La niña subió a su cama y tocó la tela de sus cortinas con los dedos: sí, también eran suaves. Ahora, lo que necesitaba, era una cama con dosel —tenía que quitar esa cuna de ahí: ella ya tenía seis años y no se caía más de la cama—, un baúl grande y más conejos. Muchos conejos. Y un pato.

Se sentó en un rincón de su cama y alcanzó su libreta de dibujo y su lápiz rosado; estaba dibujando el nuevo diseño de su habitación; quería que fuera lo más parecido a la de su prima Jessica... pero mucho más bonita.

Miró por la ventana para inspirarse mejor y fue ahí cuando lo vio. Había un hombre frente a su casa, bajo un árbol, mirando hacia su ventana; Annie se hizo a un lado. Nunca había visto a nadie fuera de su casa. Decía su mami que ellos vivían en una zona privada, y su casa estaba ubicada en la cima de un risco, por lo que, si las personas llegaban ahí, era porque se dirigían indudablemente a su casa.

Pero a ellos nunca los visitaba nadie.

Se preguntó si era algún amigo de su papi —o uno de sus médicos—, o de su mami. Abrió un poco la cortina y se asomó de nuevo. El hombre le sonrió y la saludó con una de sus manos.

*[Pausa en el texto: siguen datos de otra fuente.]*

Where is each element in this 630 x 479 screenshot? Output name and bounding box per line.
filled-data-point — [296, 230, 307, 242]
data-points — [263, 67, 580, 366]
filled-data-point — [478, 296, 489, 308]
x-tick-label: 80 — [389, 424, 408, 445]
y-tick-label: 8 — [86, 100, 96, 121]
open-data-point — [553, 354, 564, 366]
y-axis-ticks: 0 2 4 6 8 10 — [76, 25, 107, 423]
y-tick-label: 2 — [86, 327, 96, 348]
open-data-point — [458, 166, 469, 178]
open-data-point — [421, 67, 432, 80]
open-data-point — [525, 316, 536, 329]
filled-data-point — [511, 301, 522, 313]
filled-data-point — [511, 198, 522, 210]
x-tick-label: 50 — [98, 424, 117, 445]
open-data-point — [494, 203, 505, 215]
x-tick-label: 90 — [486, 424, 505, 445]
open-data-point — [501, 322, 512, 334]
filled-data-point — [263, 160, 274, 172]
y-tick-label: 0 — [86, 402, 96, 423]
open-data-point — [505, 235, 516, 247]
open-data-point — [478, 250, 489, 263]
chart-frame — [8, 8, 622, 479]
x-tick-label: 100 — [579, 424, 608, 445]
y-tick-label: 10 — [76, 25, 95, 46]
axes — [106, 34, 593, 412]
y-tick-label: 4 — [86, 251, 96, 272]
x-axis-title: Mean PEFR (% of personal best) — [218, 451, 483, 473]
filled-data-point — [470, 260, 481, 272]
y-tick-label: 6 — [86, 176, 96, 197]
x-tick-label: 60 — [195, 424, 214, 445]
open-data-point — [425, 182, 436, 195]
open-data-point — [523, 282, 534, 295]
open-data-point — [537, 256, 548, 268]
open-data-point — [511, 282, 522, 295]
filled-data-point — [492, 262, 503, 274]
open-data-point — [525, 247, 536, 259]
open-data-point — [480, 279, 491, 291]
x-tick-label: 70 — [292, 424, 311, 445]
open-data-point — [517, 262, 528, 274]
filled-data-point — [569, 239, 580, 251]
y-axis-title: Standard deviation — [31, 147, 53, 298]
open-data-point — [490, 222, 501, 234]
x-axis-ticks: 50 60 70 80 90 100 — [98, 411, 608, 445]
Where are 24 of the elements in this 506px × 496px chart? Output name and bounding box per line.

Annie cerró la cortina rápidamente y se alejó. ¿Él había logrado verla desde la distancia donde se encontraba? Eso parecía.

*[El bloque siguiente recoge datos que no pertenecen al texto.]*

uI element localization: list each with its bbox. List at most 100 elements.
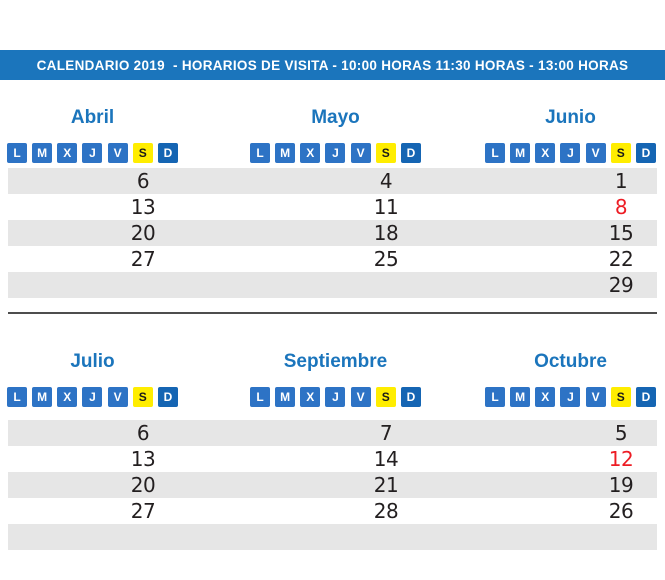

Gateando sobre su cama, volvió a acercarse. Esta vez, se aseguró de abrir la cortina lo menos que se pudiera... pero ese hombre volvió a saludarla.

—¡Angelo! —gritó a su hermano.

Él estaba en su propia recámara, frente a la de ella, acomodando sus libros —decía que no iban a caberle en el librero y ya le había pedido a su papi uno más grande—, por lo que no tardó en estar ahí, junto a ella.

—¿Qué pasa? —le preguntó, desde la puerta.

—Hay un hombre frente a la casa —le dijo ella, señalando hacia su ventana.

El niño frunció el ceño —nunca había visto a nadie fuera de su casa—, subió a la cama y abrió las cortinas, pero ahí no había nadie. La miró a los ojos, preguntándole «¿Estás jugando?» pero ella no lo hacía.

—¡Ahí estaba! —aseguró—. Bajo el árbol.

—Si lo vuelves a ver, háblame —le pidió él. Le creía, él siempre le creía todo.

Annie asintió, sin embargo, ese hombre no volvió hasta después de dos días, y saludó nuevamente a la niña, apenas verla.

—¡Angelo! —volvió a gritarle ella. Esta vez, no cerró las cortinas: quería asegurarse de que ese hombre no volvería a desaparecer (y si intentaba hacerlo, ella vería a dónde se metía)—. ¡Angelo! —volvió a gritarle y, al voltear a ver al hombre, se dio cuenta de que él estaba haciéndole una fotografía. O tal vez muchas.